Festival Télérama – Café Society
Musique jazz des années 60, générique noir et blanc qui crépite un peu, première scène aux tons sépia, a priori cette réalisation d’Allen Stewart Königsberg – plus connu sous le nom de Woody Allen – ne surprendra pas par son originalité.
Café Society reprend en effet les schèmes habituels du cinéaste américain. Le film raconte la vie de Bobby, interprété par le talentueux Jesse Eisenberg, principalement connu pour son rôle dans « The Social Network » où il joue Mark Zuckerberg. Désœuvré à New York, sans perspective au sein d’une famille juive un peu en dehors du coup, il souhaite donner à sa vie un nouveau départ en s’installant à Hollywood.
Pour faire son trou au sein de l’eldorado du cinéma mondial, il compte bénéficier de l’aide de son oncle Phil, producteur à succès à Los Angeles. Un peu vaniteux au premier abord et ne sachant que faire de ce neveu ringard et encombrant, Phil lui confie finalement des tâches subalternes à accomplir et l’introduit dans son monde de privilégiés. Surtout, il lui fait rencontrer Vonnie, sa secrétaire dont Bobby tombe instantanément amoureux. Hélas, le cœur de celle-ci semble pencher déjà pour un autre homme qui au bout du compte s’avère être Phil. Mais les jeux ne sont pas faits et l’insistance de Bobby pourrait bien se révéler efficace.
L’intrigue posée, Woody Allen fait ensuite ce qu’il sait faire de mieux : parler d’amour et accumuler les quiproquos. On ne peut qu’apprécier. Cela dit, pour une fois, on ne sait pas exactement où il veut nous emmener, et c’est avec grand plaisir que l’on découvre progressivement une profondeur inattendue dans Café Society.
« Dreams are just dreams » soupire Vonnie à Bobby. Vraiment ? Phil en tout cas, après moult tergiversations quitte finalement sa femme pour demander Vonnie en mariage, alors même que celle-ci envisageait de vivre à New York avec Bobby. Cette décision difficile et risquée remplit Phil de bonheur à l’inverse de Vonnie qui se demande plus tard si son choix de la sécurité était finalement le bon. Entre choix du cœur et prudence, Woody Allen, lui, semble plaider en faveur de la première option.
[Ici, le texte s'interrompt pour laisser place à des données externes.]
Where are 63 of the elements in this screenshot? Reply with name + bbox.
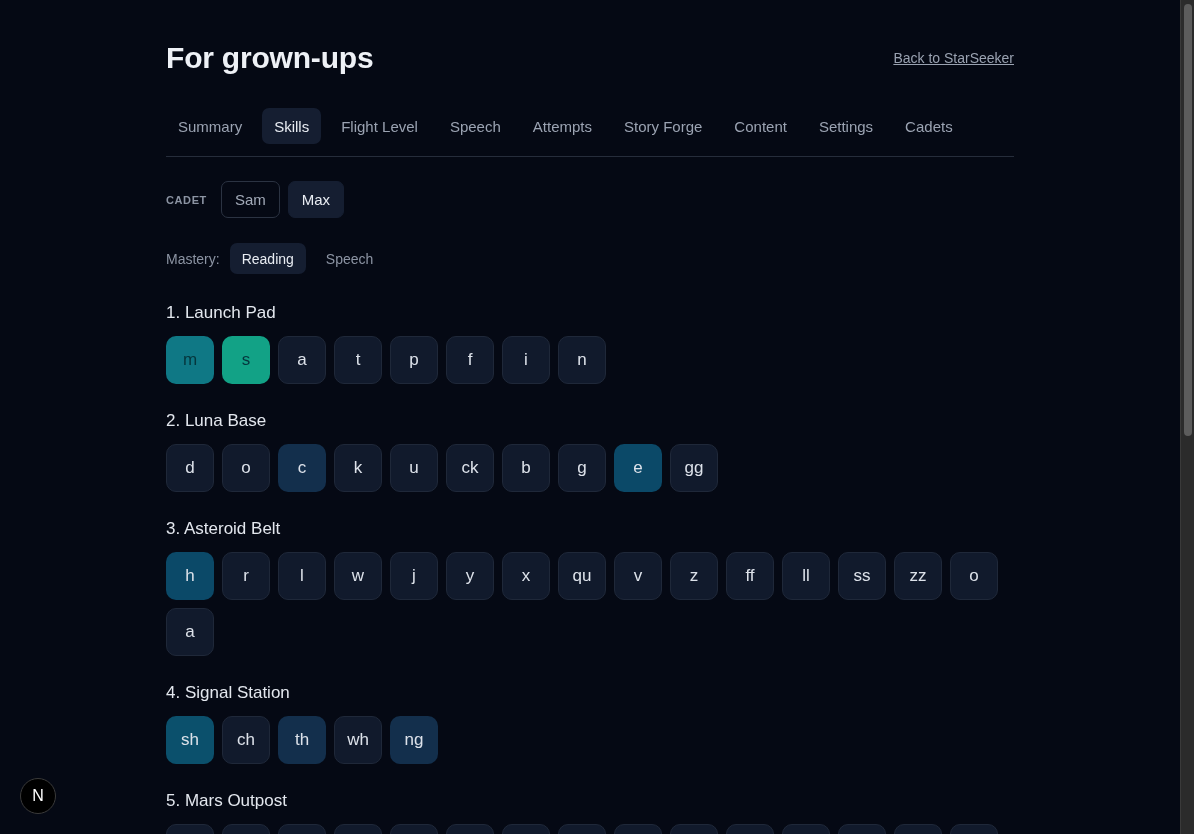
nav-tab[interactable]: Story Forge xyxy=(612,108,715,144)
mastery-option[interactable]: Reading xyxy=(229,243,306,274)
scrollbar-thumb[interactable] xyxy=(1184,4,1192,436)
skill-tile: l xyxy=(278,552,326,600)
section-heading: 1. Launch Pad xyxy=(166,302,277,324)
skill-tile: gg xyxy=(670,444,718,492)
section-heading: 3. Asteroid Belt xyxy=(166,518,282,540)
nav-tab[interactable]: Skills xyxy=(262,108,322,144)
skill-tile: b xyxy=(502,444,550,492)
skill-tile: th xyxy=(278,716,326,764)
mastery-option[interactable]: Speech xyxy=(313,243,386,274)
skill-tile: h xyxy=(166,552,214,600)
skill-tile: p xyxy=(390,336,438,384)
skill-tile: k xyxy=(334,444,382,492)
mastery-label: Mastery: xyxy=(166,250,220,267)
skill-tile: a xyxy=(166,608,214,656)
nav-tab[interactable]: Speech xyxy=(437,108,513,144)
skill-tile: u xyxy=(390,444,438,492)
skill-tile: wh xyxy=(334,716,382,764)
back-link[interactable]: Back to StarSeeker xyxy=(893,50,1014,66)
skill-tile: o xyxy=(950,552,998,600)
skill-tile: ll xyxy=(782,552,830,600)
skill-tile: s xyxy=(222,336,270,384)
skill-tile: g xyxy=(558,444,606,492)
skill-tile: zz xyxy=(894,552,942,600)
skill-tile: t xyxy=(334,336,382,384)
nav-tab[interactable]: Summary xyxy=(166,108,255,144)
skill-tile: ff xyxy=(726,552,774,600)
skill-tile: ck xyxy=(446,444,494,492)
skill-tile: e xyxy=(614,444,662,492)
nav-tab[interactable]: Content xyxy=(722,108,799,144)
nav-tab[interactable]: Attempts xyxy=(520,108,604,144)
section-heading: 2. Luna Base xyxy=(166,410,268,432)
skill-tile: r xyxy=(222,552,270,600)
skill-tile: ng xyxy=(390,716,438,764)
skill-tile: i xyxy=(502,336,550,384)
section-heading: 5. Mars Outpost xyxy=(166,790,288,812)
skill-tile: w xyxy=(334,552,382,600)
skill-tile: z xyxy=(670,552,718,600)
section-heading: 4. Signal Station xyxy=(166,682,291,704)
skill-tile: f xyxy=(446,336,494,384)
skill-tile: o xyxy=(222,444,270,492)
skill-tile: j xyxy=(390,552,438,600)
skill-tile: x xyxy=(502,552,550,600)
skill-tile: c xyxy=(278,444,326,492)
skill-tile: a xyxy=(278,336,326,384)
page-title: For grown-ups xyxy=(166,41,374,75)
skill-tile: d xyxy=(166,444,214,492)
cadet-option[interactable]: Max xyxy=(287,181,345,218)
skill-tile: qu xyxy=(558,552,606,600)
dev-tools-badge[interactable]: N xyxy=(20,778,56,814)
skill-tile: m xyxy=(166,336,214,384)
skill-tile: sh xyxy=(166,716,214,764)
skill-tile: ch xyxy=(222,716,270,764)
skill-tile: ss xyxy=(838,552,886,600)
nav-tab[interactable]: Settings xyxy=(806,108,886,144)
nav-tab[interactable]: Cadets xyxy=(893,108,965,144)
skill-tile: y xyxy=(446,552,494,600)
cadet-option[interactable]: Sam xyxy=(220,181,280,218)
skill-tile: n xyxy=(558,336,606,384)
skill-tile: v xyxy=(614,552,662,600)
nav-tab[interactable]: Flight Level xyxy=(329,108,430,144)
cadet-label: CADET xyxy=(166,193,207,206)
L’ultime scène met ainsi en parallèle les solitudes respectives de Bobby et Vonnie un soir de nouvel an. Café Society, une ode de la prise de risque en amour ? Peut-être pas, mais le film force au moins le spectateur à se poser la question de ce que lui aurait fait à la place de Vonnie.
Pa ailleurs, Woody Allen, fidèle à ses habitudes filme la haute société bourgeoise américaine avec ce mélange ici très réussi entre approbation et moquerie. C’est comme si dans ses films, il ne pouvait s’empêcher de mettre en scène ces élites raffinées tout en restant en restant lucide sur leur superficialité. Une satire qui va parfois peut-être trop loin et il est parfois difficile de prendre les personnages au sérieux, tant leur naïveté est confondante.
Enfin, les personnages secondaires savoureux comme les deux beaux-frères notamment, le gangster et le communiste, et les paysages urbains charmants parachèvent l’ensemble. New York qu’il ne semble pas se lasser de filmer est représenté sous son plus beau jour, en particulier quand Bobby et Vonnie se retrouvent dans un Central Park coloré et désert après une nuit sans sommeil. New York apparaîtrait presque paisible.
Un film réellement agréable en somme qui, grâce à cette once de sérieux fait plus que divertir. Et c’est déjà une satisfaction en soi pour un intellectuel un peu rétro mais indémodable qui tourne en moyenne un film par an.